Des collaborations qui tissent des liens, comme des racines de baobab
Sabrina Carpenter, Stromae, Lourdes Leon... Les collaborations sont nées simplement, par un message sur Instagram, par un appel. Stromae, le reclus, a accepté de venir dans le petit studio. Il a apporté ses idées, sa sensibilité. Une leçon de solidarité qui fait écho à nos communautés rurales, où l'on s'entraide sans compter.
“Certains pensent que la chanson est une bluette, mais pas du tout. C'est un bras d'honneur à ses détracteurs, à ceux qui n'ont cessé de vouloir la faire taire,” explique Price à propos de Bring your love.
Pourquoi cet album résonne-t-il avec Madagascar ?
Parce que Madonna chante la résistance, la liberté, la joie malgré tout. Elle évoque des thèmes sombres — la perte de son frère, les tensions avec le Vatican — mais elle les transforme en énergie positive. Comme nos paysans qui, malgré la sécheresse et l'injustice, continuent de semer et de danser le salegy. L'album se termine sur des notes nostalgiques, plus lentes, comme un coucher de soleil sur la côte ouest.
Un message pour les jeunes de Tanà et de Tuléar
Madonna veut faire danser la planète, mais elle veut aussi éveiller les consciences.

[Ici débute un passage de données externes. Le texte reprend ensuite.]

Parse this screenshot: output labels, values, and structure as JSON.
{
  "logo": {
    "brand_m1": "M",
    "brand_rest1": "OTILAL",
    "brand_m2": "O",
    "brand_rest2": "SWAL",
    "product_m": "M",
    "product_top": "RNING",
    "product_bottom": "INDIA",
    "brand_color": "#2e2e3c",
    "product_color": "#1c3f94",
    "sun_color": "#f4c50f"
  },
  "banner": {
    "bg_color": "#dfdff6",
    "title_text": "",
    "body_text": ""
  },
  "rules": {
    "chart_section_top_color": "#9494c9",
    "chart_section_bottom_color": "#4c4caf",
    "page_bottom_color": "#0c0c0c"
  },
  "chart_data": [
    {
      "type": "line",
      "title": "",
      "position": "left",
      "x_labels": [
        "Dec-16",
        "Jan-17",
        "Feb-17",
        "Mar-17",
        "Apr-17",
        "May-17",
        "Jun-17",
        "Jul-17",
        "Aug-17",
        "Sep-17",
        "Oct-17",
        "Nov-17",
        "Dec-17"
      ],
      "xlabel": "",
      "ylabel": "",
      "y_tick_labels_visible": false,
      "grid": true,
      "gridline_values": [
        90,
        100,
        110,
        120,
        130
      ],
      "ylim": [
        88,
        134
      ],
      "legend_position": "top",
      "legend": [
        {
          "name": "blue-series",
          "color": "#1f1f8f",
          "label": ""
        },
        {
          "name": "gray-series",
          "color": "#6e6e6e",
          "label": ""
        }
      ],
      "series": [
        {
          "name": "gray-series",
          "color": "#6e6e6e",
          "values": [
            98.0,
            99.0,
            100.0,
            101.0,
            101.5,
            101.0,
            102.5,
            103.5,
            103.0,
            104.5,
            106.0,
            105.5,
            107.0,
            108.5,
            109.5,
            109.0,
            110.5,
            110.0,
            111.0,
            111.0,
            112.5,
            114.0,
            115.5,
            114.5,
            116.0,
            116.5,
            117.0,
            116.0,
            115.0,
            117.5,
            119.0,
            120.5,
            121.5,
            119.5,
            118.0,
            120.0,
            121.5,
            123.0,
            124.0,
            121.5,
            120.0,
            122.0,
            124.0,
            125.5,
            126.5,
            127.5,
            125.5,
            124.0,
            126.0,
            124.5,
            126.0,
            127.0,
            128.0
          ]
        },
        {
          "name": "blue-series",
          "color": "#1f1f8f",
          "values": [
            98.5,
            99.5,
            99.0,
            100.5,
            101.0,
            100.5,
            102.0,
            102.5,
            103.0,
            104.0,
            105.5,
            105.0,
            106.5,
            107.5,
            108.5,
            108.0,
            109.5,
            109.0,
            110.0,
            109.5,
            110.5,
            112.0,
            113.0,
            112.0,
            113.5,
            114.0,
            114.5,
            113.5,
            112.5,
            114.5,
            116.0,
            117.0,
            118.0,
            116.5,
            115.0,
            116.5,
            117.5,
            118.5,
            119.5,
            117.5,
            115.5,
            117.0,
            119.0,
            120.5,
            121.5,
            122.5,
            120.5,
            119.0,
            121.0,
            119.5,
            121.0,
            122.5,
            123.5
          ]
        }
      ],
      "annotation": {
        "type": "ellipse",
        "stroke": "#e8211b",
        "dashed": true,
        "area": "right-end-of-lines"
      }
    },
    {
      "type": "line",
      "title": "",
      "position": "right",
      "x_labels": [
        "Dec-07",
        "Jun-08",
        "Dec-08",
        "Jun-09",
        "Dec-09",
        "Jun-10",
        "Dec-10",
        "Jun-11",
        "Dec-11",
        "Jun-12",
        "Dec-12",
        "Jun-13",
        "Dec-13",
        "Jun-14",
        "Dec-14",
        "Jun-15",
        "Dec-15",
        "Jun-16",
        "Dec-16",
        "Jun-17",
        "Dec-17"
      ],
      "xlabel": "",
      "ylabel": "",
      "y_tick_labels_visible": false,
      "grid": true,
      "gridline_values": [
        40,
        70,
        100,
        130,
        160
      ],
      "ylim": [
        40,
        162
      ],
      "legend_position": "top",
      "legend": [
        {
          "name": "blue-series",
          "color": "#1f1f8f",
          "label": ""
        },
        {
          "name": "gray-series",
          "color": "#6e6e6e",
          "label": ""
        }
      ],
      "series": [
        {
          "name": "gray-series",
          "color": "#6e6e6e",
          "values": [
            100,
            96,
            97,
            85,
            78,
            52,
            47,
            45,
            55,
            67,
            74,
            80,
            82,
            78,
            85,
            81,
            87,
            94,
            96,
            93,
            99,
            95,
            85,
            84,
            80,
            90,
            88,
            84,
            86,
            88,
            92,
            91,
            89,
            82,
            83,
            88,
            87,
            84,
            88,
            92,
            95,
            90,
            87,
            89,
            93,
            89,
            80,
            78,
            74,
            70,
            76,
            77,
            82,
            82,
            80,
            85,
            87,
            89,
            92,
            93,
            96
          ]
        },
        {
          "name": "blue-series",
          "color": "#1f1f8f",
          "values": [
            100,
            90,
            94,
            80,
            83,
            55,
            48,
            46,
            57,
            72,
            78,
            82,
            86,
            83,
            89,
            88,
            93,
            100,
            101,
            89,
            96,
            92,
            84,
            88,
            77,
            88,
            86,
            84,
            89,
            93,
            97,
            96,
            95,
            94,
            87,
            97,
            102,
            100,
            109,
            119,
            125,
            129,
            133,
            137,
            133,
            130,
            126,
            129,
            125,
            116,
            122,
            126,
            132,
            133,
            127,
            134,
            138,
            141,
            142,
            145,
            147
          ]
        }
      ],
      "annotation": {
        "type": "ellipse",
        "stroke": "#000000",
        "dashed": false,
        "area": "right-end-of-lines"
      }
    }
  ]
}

“Faire danser les gens mais en évoquant des thématiques difficiles ou parfois sombres,” résume Price. “Madonna a un côté sociologue.”Un appel à ne pas oublier les luttes, à danser pour ne pas pleurer, à se souvenir que la musique est une arme de résistance massive.
FAQ : Ce qu'il faut retenir de Confessions II
Quel est le concept de l'album ?
C'est une suite spirituelle à Confessions on a Dance Floor, né des improvisations lors de la tournée Célébration Tour. Madonna voulait faire danser le monde tout en parlant de sujets sérieux.
Comment Madonna a-t-elle travaillé avec Stromae ?
Elle l'a contacté directement. Stromae, qui vit plutôt en reclus, a accepté de venir dans le studio de Price à Londres. Il a apporté ses propres idées à la chanson.
Quelles sont les influences musicales de l'album ?
La house music de Chicago, la techno de la côte est des États-Unis, les clubs de New York et Miami. Une musique qui coule dans le sang de Madonna et Price depuis des décennies.
Y aura-t-il une tournée ?
Des sets de DJ dans de grandes capitales ont déjà eu lieu, et une tournée ainsi qu'une apparition au festival de Glastonbury sont évoquées pour les mois à venir.